El descubrimiento fue confirmado por un equipo de investigadores que estudia desde hace décadas anomalías en la composición del subsuelo oceánico. Aunque su potencial es enorme, los científicos coinciden en que aún no es momento de explotarlo, sino de comprender cómo se formó y cómo se mantiene aislado del agua salada del mar.

Dónde está y qué tan grande es el reservorio
Según los datos preliminares, el depósito se extiende desde la costa de Nueva Jersey hasta el norte de Maine, oculto bajo cientos de metros de sedimentos marinos. Se trata de una gigantesca masa de agua dulce atrapada bajo el lecho oceánico, sellada naturalmente por capas de arcilla y limo que impiden que se mezcle con el agua salada.
La confirmación llegó tras una expedición científica de tres meses realizada frente a la costa de Massachusetts. Durante la misión, los investigadores perforaron hasta 400 metros por debajo del fondo marino y lograron extraer decenas de miles de litros de agua, comprobando que una parte significativa del reservorio mantiene niveles de salinidad compatibles con el consumo humano.
Un viaje de 20.000 años bajo el mar
Las pruebas químicas y físicas realizadas hasta ahora revelan que esta agua no es reciente. Todo indica que quedó atrapada hace unos 20.000 años, durante la última glaciación. En ese período, enormes capas de hielo cubrían el noreste de América del Norte y ejercían una presión suficiente como para empujar el agua de deshielo hacia el subsuelo.
Con el retroceso de los glaciares y el aumento del nivel del mar, esa agua quedó confinada bajo capas de sedimentos. Los científicos también consideran que la lluvia pudo haber contribuido parcialmente a la formación del reservorio, aunque descartan que provenga de infiltraciones desde montañas cercanas, ya que la geografía de la región no lo permitiría.
Cómo se detectó lo que estaba oculto

Si bien el descubrimiento se confirmó recientemente, no es del todo nuevo. Ya en las décadas de 1960 y 1970 se habían detectado indicios de agua dulce bajo el océano durante estudios geológicos. Sin embargo, el tema quedó en pausa durante años, hasta que registros antiguos fueron reanalizados y dieron pie a nuevas hipótesis.
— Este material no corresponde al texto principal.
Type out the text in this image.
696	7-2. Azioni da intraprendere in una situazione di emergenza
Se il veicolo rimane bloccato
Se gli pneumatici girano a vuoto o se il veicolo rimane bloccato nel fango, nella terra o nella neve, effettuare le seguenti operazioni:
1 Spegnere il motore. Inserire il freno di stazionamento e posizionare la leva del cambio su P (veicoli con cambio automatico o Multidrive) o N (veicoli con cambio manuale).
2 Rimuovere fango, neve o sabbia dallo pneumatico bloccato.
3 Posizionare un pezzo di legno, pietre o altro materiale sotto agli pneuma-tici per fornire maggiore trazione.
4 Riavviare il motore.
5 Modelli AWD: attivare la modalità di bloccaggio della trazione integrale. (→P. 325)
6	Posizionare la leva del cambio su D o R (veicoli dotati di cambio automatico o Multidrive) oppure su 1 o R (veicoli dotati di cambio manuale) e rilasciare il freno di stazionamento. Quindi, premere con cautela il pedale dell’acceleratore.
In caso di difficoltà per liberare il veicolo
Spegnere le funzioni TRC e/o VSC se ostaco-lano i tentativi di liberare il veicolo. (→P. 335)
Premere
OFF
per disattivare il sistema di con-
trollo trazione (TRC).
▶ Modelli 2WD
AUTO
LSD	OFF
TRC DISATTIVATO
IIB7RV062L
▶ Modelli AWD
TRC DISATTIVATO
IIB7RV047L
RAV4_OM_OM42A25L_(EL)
La tecnología actual permitió finalmente comprobar su existencia con precisión, gracias a perforaciones profundas, análisis de salinidad, estudios isotópicos y mediciones de gases atrapados en los sedimentos.
¿Puede usarse como recurso hídrico?
Por ahora, la respuesta es cautelosa. Los propios investigadores remarcan que el objetivo no es extraer el agua, sino entender el sistema. El equipo continúa analizando muestras para determinar con mayor exactitud el tamaño total del depósito, la porosidad de los sedimentos, la edad de las capas geológicas y la presencia de microorganismos.
En un mundo donde la escasez de agua dulce es una preocupación creciente, este hallazgo abre nuevas preguntas. Comprender cómo se formó y se conservó este reservorio podría ser clave para futuras estrategias de gestión del agua, evitando decisiones apresuradas que comprometan un recurso tan valioso.
El descubrimiento no solo redefine lo que se sabe sobre el subsuelo oceánico, sino que también deja en claro que debajo del mar aún se esconden secretos capaces de cambiar nuestra relación con el agua en el planeta.